Summer also brings pool parties and sandals, long grass, running rivers, secret talks and rekindled friendships you might think were gone but are not. It brings you time to walk at night and think of what you want to say, twice, again, a dozen times. It lets you play, and writers need to play more than anything.

The long game extends to baseball and golf, barbecues and sleeveless dresses. Cupcakes at birthday parties and ice cream cones after long, meandering walks.

Summer in the city. Summer in the country. I'll take it anywhere, and I will always remember it. As the longest day of the year approaches, I hold out my arms to catch it, smell and taste it, drink it in. Summer will never disappoint, no matter how long you have to wait for it.

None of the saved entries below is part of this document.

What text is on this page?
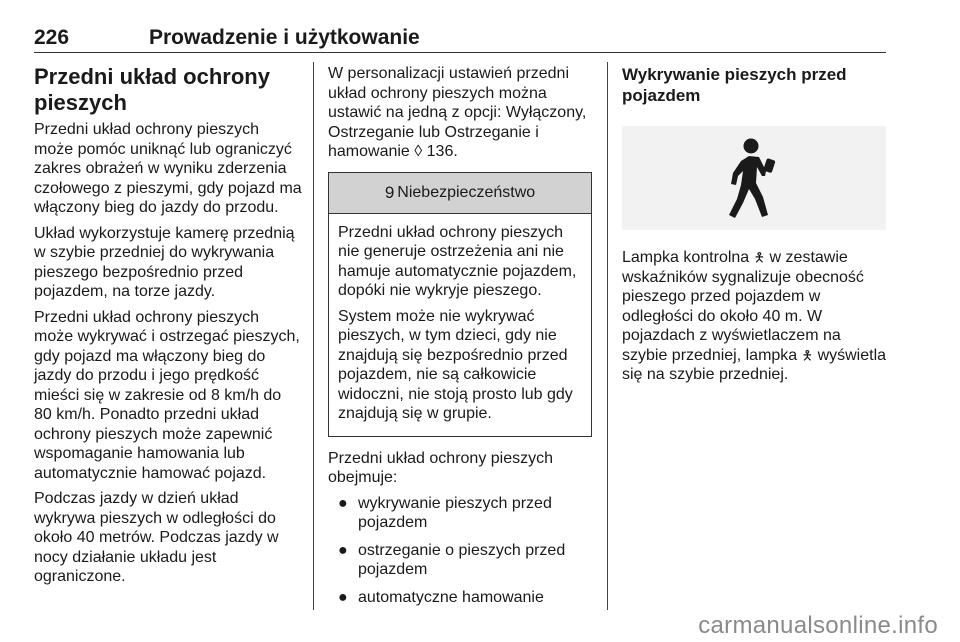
226	Prowadzenie i użytkowanie
Przedni układ ochrony pieszych

Przedni układ ochrony pieszych może pomóc uniknąć lub ograniczyć zakres obrażeń w wyniku zderzenia czołowego z pieszymi, gdy pojazd ma włączony bieg do jazdy do przodu.

Układ wykorzystuje kamerę przednią w szybie przedniej do wykrywania pieszego bezpośrednio przed pojazdem, na torze jazdy.

Przedni układ ochrony pieszych może wykrywać i ostrzegać pieszych, gdy pojazd ma włączony bieg do jazdy do przodu i jego prędkość mieści się w zakresie od 8 km/h do 80 km/h. Ponadto przedni układ ochrony pieszych może zapewnić wspomaganie hamowania lub automatycznie hamować pojazd.

Podczas jazdy w dzień układ wykrywa pieszych w odległości do około 40 metrów. Podczas jazdy w nocy działanie układu jest ograniczone.

W personalizacji ustawień przedni układ ochrony pieszych można ustawić na jedną z opcji: Wyłączony, Ostrzeganie lub Ostrzeganie i hamowanie ◊ 136.

9 Niebezpieczeństwo

Przedni układ ochrony pieszych nie generuje ostrzeżenia ani nie hamuje automatycznie pojazdem, dopóki nie wykryje pieszego.

System może nie wykrywać pieszych, w tym dzieci, gdy nie znajdują się bezpośrednio przed pojazdem, nie są całkowicie widoczni, nie stoją prosto lub gdy znajdują się w grupie.

Przedni układ ochrony pieszych obejmuje:

● wykrywanie pieszych przed pojazdem
● ostrzeganie o pieszych przed pojazdem
● automatyczne hamowanie
Wykrywanie pieszych przed pojazdem

Lampka kontrolna 🯅 w zestawie wskaźników sygnalizuje obecność pieszego przed pojazdem w odległości do około 40 m. W pojazdach z wyświetlaczem na szybie przedniej, lampka 🯅 wyświetla się na szybie przedniej.

carmanualsonline.info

Summer knows it's coming. And it knows, somehow, I'm here. When it does come, it will have my childhood memories wrapped inside it, unraveling them around  my shoulders and ears. Nights when I didn't want to go to bed and told myself stories. Mornings when the sun seemed like a new friend and brought me outside to dance.

Summer knows I'm waiting for it. Freckles, lawn mowers, iced coffee and waterfalls. It knows how the first summer of my engagement, neighbors complained that my fiance and I were kissing on the beach. It knows we still go out there periodically to kiss, neighbors or no.

The longest game will never stop playing. All we have to do is say yes to it, like Molly Bloom.